Fortunately, there’s one clear standout for best smart lights.


The Winner

Compared to every other lighting system, Philips Hue is a dream. From initial setup, to adding new bulbs, to telling your lights what to do day in and out, using Hue is a smooth and simple process. And when the occasional problem does pop up, it’s usually pretty easy to solve. That’s rare among smart lighting systems.

Here’s something you should know about smart lights before diving into all of this: for the most part, you can’t just buy lights and start screwing them in. First, you have to choose which lighting system you want, and you have to buy a hub for it — think of it like buying a router before you can connect your laptop to Wi-Fi. You have to install the hub, set it up with your phone, and then sync every individual light with the hub before using it.

Hue does the best job of any system we tested at making all of that painless. Same goes for when it comes to controlling lights. Multiple people within a home can use the Hue app (or Siri, if you have an iOS device, or Alexa, if you have an Echo) to quickly turn lights on or off, change their color, or dim them.

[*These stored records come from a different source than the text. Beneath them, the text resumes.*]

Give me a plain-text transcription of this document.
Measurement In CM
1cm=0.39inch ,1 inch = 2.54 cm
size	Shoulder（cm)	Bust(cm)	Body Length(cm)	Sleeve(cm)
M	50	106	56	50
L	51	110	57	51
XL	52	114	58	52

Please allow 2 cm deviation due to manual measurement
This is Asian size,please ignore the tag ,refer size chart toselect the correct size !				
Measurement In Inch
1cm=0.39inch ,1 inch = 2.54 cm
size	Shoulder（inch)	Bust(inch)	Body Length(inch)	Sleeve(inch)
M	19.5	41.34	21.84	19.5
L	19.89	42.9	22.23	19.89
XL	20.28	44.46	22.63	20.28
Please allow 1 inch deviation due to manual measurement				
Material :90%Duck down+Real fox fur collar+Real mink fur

And while one big drawback to Hue is that you won’t be able to use your light switches anymore (turning them off will knock your lights offline), Philips sells remotes that you can mount on the wall right beside a switch and do the job about as well.

Philips offers three different starter kits: one with plain white lights, one with full color lights, and one with white lights that can switch between cooler and warmer tones. That’s the one I’d recommend, as it’s much cheaper than the full color lights, includes basic color-changing features that you’ll actually use and appreciate (you don’t really need a green kitchen lamp, do you?), and is also bundled with a remote. Depending on what you get, you’ll have two or three lights to start; the system can support 50 or so, so you can fill an entire house with them if you want to.

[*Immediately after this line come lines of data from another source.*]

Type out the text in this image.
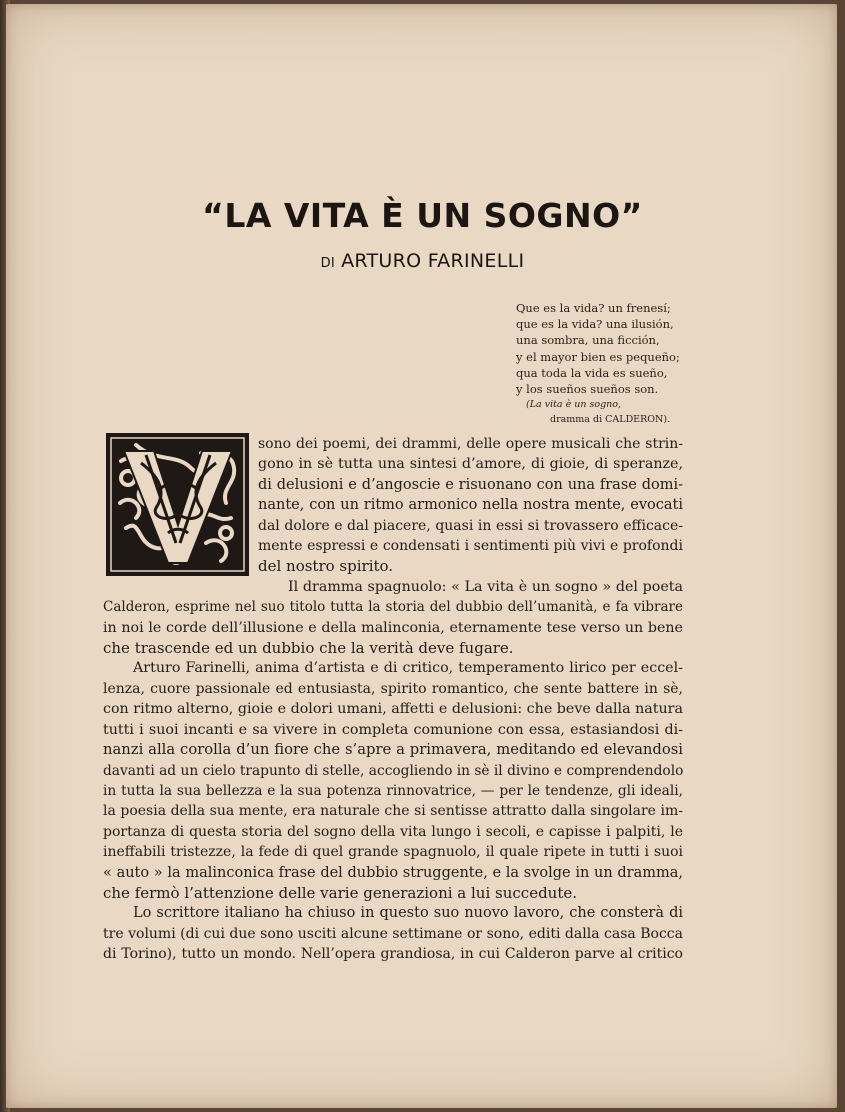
“LA VITA È UN SOGNO”
DI ARTURO FARINELLI
Que es la vida? un frenesí;
que es la vida? una ilusión,
una sombra, una ficción,
y el mayor bien es pequeño;
qua toda la vida es sueño,
y los sueños sueños son.
(La vita è un sogno,
dramma di CALDERON).
sono dei poemi, dei drammi, delle opere musicali che strin-
gono in sè tutta una sintesi d’amore, di gioie, di speranze,
di delusioni e d’angoscie e risuonano con una frase domi-
nante, con un ritmo armonico nella nostra mente, evocati
dal dolore e dal piacere, quasi in essi si trovassero efficace-
mente espressi e condensati i sentimenti più vivi e profondi
del nostro spirito.
Il dramma spagnuolo: « La vita è un sogno » del poeta
Calderon, esprime nel suo titolo tutta la storia del dubbio dell’umanità, e fa vibrare
in noi le corde dell’illusione e della malinconia, eternamente tese verso un bene
che trascende ed un dubbio che la verità deve fugare.
Arturo Farinelli, anima d’artista e di critico, temperamento lirico per eccel-
lenza, cuore passionale ed entusiasta, spirito romantico, che sente battere in sè,
con ritmo alterno, gioie e dolori umani, affetti e delusioni: che beve dalla natura
tutti i suoi incanti e sa vivere in completa comunione con essa, estasiandosi di-
nanzi alla corolla d’un fiore che s’apre a primavera, meditando ed elevandosi
davanti ad un cielo trapunto di stelle, accogliendo in sè il divino e comprendendolo
in tutta la sua bellezza e la sua potenza rinnovatrice, — per le tendenze, gli ideali,
la poesia della sua mente, era naturale che si sentisse attratto dalla singolare im-
portanza di questa storia del sogno della vita lungo i secoli, e capisse i palpiti, le
ineffabili tristezze, la fede di quel grande spagnuolo, il quale ripete in tutti i suoi
« auto » la malinconica frase del dubbio struggente, e la svolge in un dramma,
che fermò l’attenzione delle varie generazioni a lui succedute.
Lo scrittore italiano ha chiuso in questo suo nuovo lavoro, che consterà di
tre volumi (di cui due sono usciti alcune settimane or sono, editi dalla casa Bocca
di Torino), tutto un mondo. Nell’opera grandiosa, in cui Calderon parve al critico
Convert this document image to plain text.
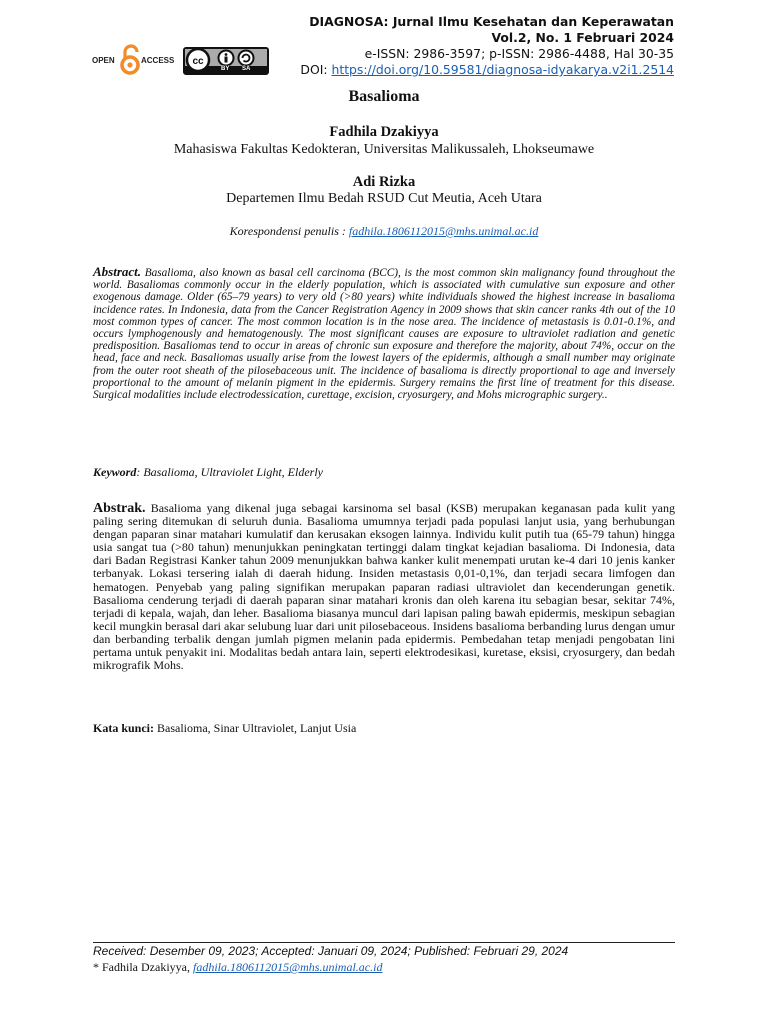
OPEN	ACCESS cc
BY SA
DIAGNOSA: Jurnal Ilmu Kesehatan dan Keperawatan
Vol.2, No. 1 Februari 2024
e-ISSN: 2986-3597; p-ISSN: 2986-4488, Hal 30-35
DOI: https://doi.org/10.59581/diagnosa-idyakarya.v2i1.2514
Basalioma
Fadhila Dzakiyya
Mahasiswa Fakultas Kedokteran, Universitas Malikussaleh, Lhokseumawe
Adi Rizka
Departemen Ilmu Bedah RSUD Cut Meutia, Aceh Utara
Korespondensi penulis : fadhila.1806112015@mhs.unimal.ac.id
Abstract. Basalioma, also known as basal cell carcinoma (BCC), is the most common skin malignancy found throughout the world. Basaliomas commonly occur in the elderly population, which is associated with cumulative sun exposure and other exogenous damage. Older (65–79 years) to very old (>80 years) white individuals showed the highest increase in basalioma incidence rates. In Indonesia, data from the Cancer Registration Agency in 2009 shows that skin cancer ranks 4th out of the 10 most common types of cancer. The most common location is in the nose area. The incidence of metastasis is 0.01-0.1%, and occurs lymphogenously and hematogenously. The most significant causes are exposure to ultraviolet radiation and genetic predisposition. Basaliomas tend to occur in areas of chronic sun exposure and therefore the majority, about 74%, occur on the head, face and neck. Basaliomas usually arise from the lowest layers of the epidermis, although a small number may originate from the outer root sheath of the pilosebaceous unit. The incidence of basalioma is directly proportional to age and inversely proportional to the amount of melanin pigment in the epidermis. Surgery remains the first line of treatment for this disease. Surgical modalities include electrodessication, curettage, excision, cryosurgery, and Mohs micrographic surgery..
Keyword: Basalioma, Ultraviolet Light, Elderly
Abstrak. Basalioma yang dikenal juga sebagai karsinoma sel basal (KSB) merupakan keganasan pada kulit yang paling sering ditemukan di seluruh dunia. Basalioma umumnya terjadi pada populasi lanjut usia, yang berhubungan dengan paparan sinar matahari kumulatif dan kerusakan eksogen lainnya. Individu kulit putih tua (65-79 tahun) hingga usia sangat tua (>80 tahun) menunjukkan peningkatan tertinggi dalam tingkat kejadian basalioma. Di Indonesia, data dari Badan Registrasi Kanker tahun 2009 menunjukkan bahwa kanker kulit menempati urutan ke-4 dari 10 jenis kanker terbanyak. Lokasi tersering ialah di daerah hidung. Insiden metastasis 0,01-0,1%, dan terjadi secara limfogen dan hematogen. Penyebab yang paling signifikan merupakan paparan radiasi ultraviolet dan kecenderungan genetik. Basalioma cenderung terjadi di daerah paparan sinar matahari kronis dan oleh karena itu sebagian besar, sekitar 74%, terjadi di kepala, wajah, dan leher. Basalioma biasanya muncul dari lapisan paling bawah epidermis, meskipun sebagian kecil mungkin berasal dari akar selubung luar dari unit pilosebaceous. Insidens basalioma berbanding lurus dengan umur dan berbanding terbalik dengan jumlah pigmen melanin pada epidermis. Pembedahan tetap menjadi pengobatan lini pertama untuk penyakit ini. Modalitas bedah antara lain, seperti elektrodesikasi, kuretase, eksisi, cryosurgery, dan bedah mikrografik Mohs.
Kata kunci: Basalioma, Sinar Ultraviolet, Lanjut Usia
Received: Desember 09, 2023; Accepted: Januari 09, 2024; Published: Februari 29, 2024
* Fadhila Dzakiyya, fadhila.1806112015@mhs.unimal.ac.id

No smart light system is perfect right now, and that includes Hue. I encountered a few bugs in its new Android app, and its simplicity often means using workarounds (like IFTTT or additional smart systems and sensors) to get your lights to do everything you want. But the potential is there for those who want it. And for those who just want smart lights that’ll work, no other system can come close to Hue.


The Runner-Up

Say you want to get a little more advanced. You want your lights to turn on when your smart door lock opens, to turn off when your connected car drives away, and to flash when your security camera detects movement outside. Hue can’t do most of that on its own, but Samsung’s SmartThings can.

A word of warning: while SmartThings sells a lighting starter kit, it’s not a lighting system — it’s a full-fledged smart home system, meant to control everything from bulbs to power outlets to washing machines. That means it’s a lot more flexible than something like Philips Hue, but it’s also a lot more complicated.

For all of that, I still found SmartThings easier to set up and use as a lighting system than most other dedicated lighting systems. And there are also some big advantages that come with SmartThings’ openness to other products: you can install smart lights from multiple manufacturers (in fact, Samsung doesn’t even make its own bulbs; the starter kit comes with the Osram bulb you see above), and you can integrate the lighting far more naturally into your home. I particularly like that SmartThings supports various smart light switches, letting you replace your existing switches with ones that can turn off smart lights without entirely disabling them.

The downside, again, is that this is all a bit more complicated. Some of the bulbs you can buy are better and easier to install than others. And more importantly, SmartThings’ app just isn’t optimized for lighting control, requiring you to dig through menus and turn each light off one by one. That might not matter as much once you have a houseful of devices set up and automated, but it’s frustrating if you’re starting with a more just a room or two.

SmartThings is a compelling option if you’re certain you want a more advanced lighting setup and may even want to expand beyond that in the future. But if that’s not you, go with something more straightforward, like Hue. If you really want, you can always add SmartThings on top of it in the future.